Once you believe that, stop talking about it and turn it into action. Many companies are good at executing, mine included, but if it isn’t a focused goal that you are executing on, then like anything else, it’s just a theoretical, conceptual conversation, and maybe it happens and maybe it doesn’t. Because women are so underrepresented, you have to be intentional about your hiring process, making sure that the candidate pools are diverse, because if the candidate pools don’t start out diverse, it’s difficult to get diverse hiring decisions.
I focus on it being intentional. I was intentional with how I built my team. I was intentional about specifically putting a female in the CFO role because we had a strong cultural belief in the company that men were CFOs and women ran HR. My chief people officer is a man, intentionally, and my CFO is a woman, intentionally. I found incredible candidates just by making sure that the pool of candidates was diverse.
So white men often get these jobs because somebody down in the company pushed them to the forefront as candidates?
That’s right. There’s a larger pool of those candidates. I gets even even more challenging when you race to that mix. We all have a responsibility to reach out to the college age kids and the high school aged kids, because we don’t have enough women. We don’t have enough black or Hispanic students going into majors around STEM, going into focus job opportunities or internships around STEM. You also have to get intentional about helping make a difference to help the candidate pools get better over time. We focus an intern program there to help our candidate pools become richer.

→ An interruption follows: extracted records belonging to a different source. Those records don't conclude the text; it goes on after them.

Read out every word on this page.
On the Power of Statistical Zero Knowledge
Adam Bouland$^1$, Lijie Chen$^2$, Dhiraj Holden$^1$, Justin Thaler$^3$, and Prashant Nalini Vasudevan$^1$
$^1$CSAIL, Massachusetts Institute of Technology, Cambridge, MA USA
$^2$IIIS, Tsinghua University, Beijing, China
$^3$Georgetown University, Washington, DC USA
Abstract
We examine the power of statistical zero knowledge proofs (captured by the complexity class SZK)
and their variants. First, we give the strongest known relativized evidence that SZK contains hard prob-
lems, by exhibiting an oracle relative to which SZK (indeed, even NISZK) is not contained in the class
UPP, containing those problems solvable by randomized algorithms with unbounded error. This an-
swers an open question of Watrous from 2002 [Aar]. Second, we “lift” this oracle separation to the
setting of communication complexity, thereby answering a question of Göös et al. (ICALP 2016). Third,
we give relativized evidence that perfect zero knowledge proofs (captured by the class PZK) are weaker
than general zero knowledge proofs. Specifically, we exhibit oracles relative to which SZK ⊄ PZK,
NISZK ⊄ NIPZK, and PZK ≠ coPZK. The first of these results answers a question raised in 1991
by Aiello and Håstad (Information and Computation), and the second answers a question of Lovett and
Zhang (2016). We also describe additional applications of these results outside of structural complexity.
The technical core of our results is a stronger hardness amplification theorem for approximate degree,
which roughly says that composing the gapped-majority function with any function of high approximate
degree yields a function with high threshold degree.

This definitely isn’t about hiring a lesser candidate. Nobody should hire a lesser candidate for the job. You need to hire the right person for the job, but it starts with having diverse pools of candidates to choose from.
Where do you see the company focusing in the next 3-5 years?
We will continue to grow terminology. More and more needs to be added, but we also will begin to focus more on the insight space and on new markets that need that. The way that I look at the ecosystem is that there’s this large pool of clinical data. No matter where you are in the ecosystem, everybody is pulling from that same data. There’s not a different data set somewhere else. There’s different use cases driving the need to get at that data, but there’s a variety of people — some that I described, some in the payer space, some in life sciences — who are all pulling from that same clinical data. I see an expansion for opportunity for IMO to help expand in the terminology space, but also expand who we are helping in the use cases we can provide solutions for, to actually accomplish more from the data.
Do you have any final thoughts?
We are improving in healthcare. As challenging as COVID was for the whole world, it put an exclamation point on where there are holes and where we need to make improvements. There’s a lot of opportunity for healthcare IT technologies to come in and fill some of those gaps. I’m excited about the movement in healthcare and the movement towards patient outcomes and the actual fact that the data can and will support it as we move forward.